I got a 2nd monitor when I should've just gotten a bigger one. Now I have learned the rule of thumb: If you don't need two hammocks, you don't need two monitors.

phill23:01:01

P.S. The 2nd monitor made a big improvement, except that I immediately ran into the problem that the right place to put a monitor already had something in it. :-)

Dallas Surewood23:01:25

Well I guess I have a 27". I can't really increase the size by much while still keeping it center (maybe 33"). But I could easily add space off the right end

Cora (she/her)00:01:57

one of my friends has a wide curved monitor and swears by it, so that's an option. personally I use a 27" monitor right in front of me and my little laptop screen off to the side. I put all the distractions onto my laptop screen so I'm not always seeing them while I work

didibus07:01:51

Going 32"+ was a game changer for me. I feel at 27 you could still use two monitors. But at 32 one is basically the size of two.

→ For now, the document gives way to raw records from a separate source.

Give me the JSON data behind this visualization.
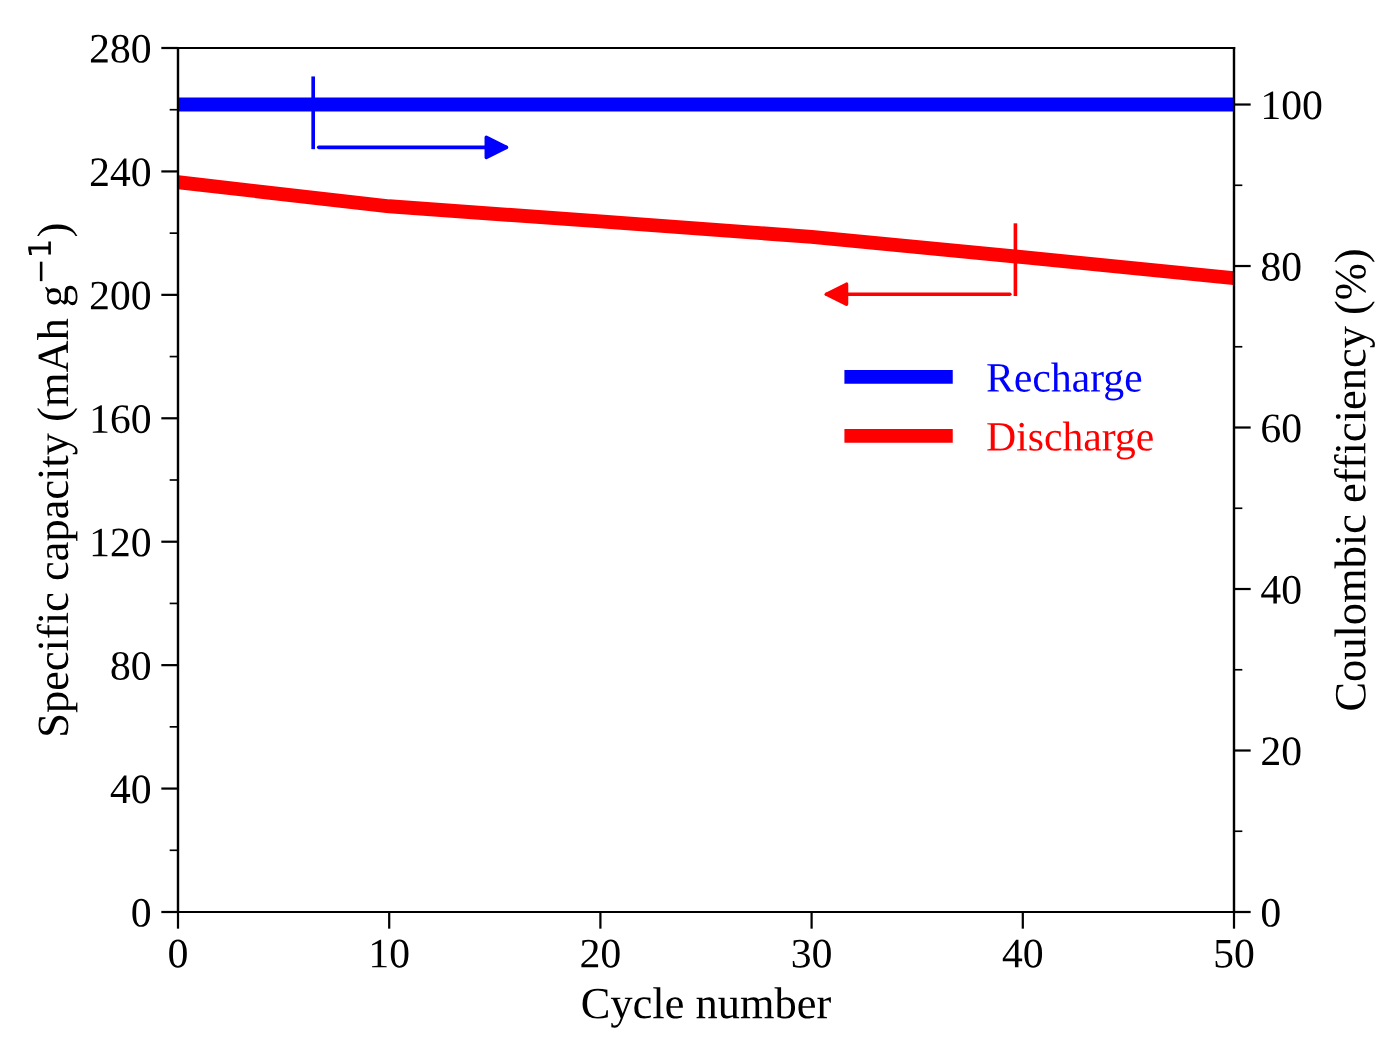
{
  "chart_data": {
    "type": "line",
    "xlabel": "Cycle number",
    "ylabel": "Specific capacity (mAh g$^{−1}$)",
    "y2label": "Coulombic efficiency (%)",
    "x": [
      0,
      10,
      20,
      30,
      40,
      50
    ],
    "series": [
      {
        "name": "Recharge",
        "color": "#0000ff",
        "axis": "y2",
        "values": [
          100,
          100,
          100,
          100,
          100,
          100
        ]
      },
      {
        "name": "Discharge",
        "color": "#ff0000",
        "axis": "y",
        "values": [
          236.5,
          228.7,
          223.8,
          218.8,
          212.2,
          205.4
        ]
      }
    ],
    "xlim": [
      0,
      50
    ],
    "xticks": [
      0,
      10,
      20,
      30,
      40,
      50
    ],
    "ylim": [
      0,
      280
    ],
    "yticks": [
      0,
      40,
      80,
      120,
      160,
      200,
      240,
      280
    ],
    "y2lim": [
      0,
      107
    ],
    "y2ticks": [
      0,
      20,
      40,
      60,
      80,
      100
    ],
    "grid": false,
    "legend": "right",
    "marker": "none",
    "line_style": "solid"
  }
}
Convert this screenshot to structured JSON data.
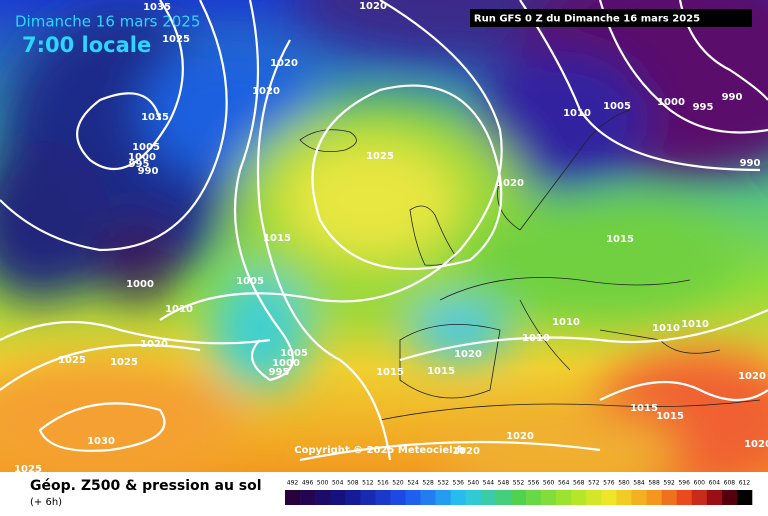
{
  "header": {
    "date": "Dimanche 16 mars 2025",
    "time": "7:00 locale",
    "run": "Run GFS 0 Z du Dimanche 16 mars 2025"
  },
  "copyright": "Copyright © 2025 Meteociel.fr",
  "legend": {
    "title": "Géop. Z500 & pression au sol",
    "lead": "(+ 6h)"
  },
  "colorbar": {
    "ticks": [
      492,
      496,
      500,
      504,
      508,
      512,
      516,
      520,
      524,
      528,
      532,
      536,
      540,
      544,
      548,
      552,
      556,
      560,
      564,
      568,
      572,
      576,
      580,
      584,
      588,
      592,
      596,
      600,
      604,
      608,
      612
    ]
  },
  "isobar_labels": [
    "1035",
    "1020",
    "1025",
    "1020",
    "1020",
    "1035",
    "1005",
    "1000",
    "995",
    "990",
    "1025",
    "1010",
    "1005",
    "1000",
    "995",
    "990",
    "990",
    "1020",
    "1015",
    "1015",
    "1000",
    "1005",
    "1010",
    "1020",
    "1025",
    "1025",
    "1005",
    "1000",
    "995",
    "1010",
    "1010",
    "1010",
    "1010",
    "1020",
    "1015",
    "1015",
    "1030",
    "1020",
    "1020",
    "1025",
    "1020",
    "1015",
    "1015",
    "1020"
  ]
}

Curved is also great.

didibus07:01:19

Keep in mind it's the diagonal size, so 27 -> 32 is going from 311 inches^2 to 437 inches^2, that's almost 40% bigger.

mauricio.szabo15:01:46

@U042LKM3WCW I basically love having two monitors - I feel I can leave things "separated" like a terminal on a monitor, and wha I am doing on other. Things that are absolute must-have for me - good color accuracy, 125hz at least, and blue light filter. It makes way less tiring to work on it!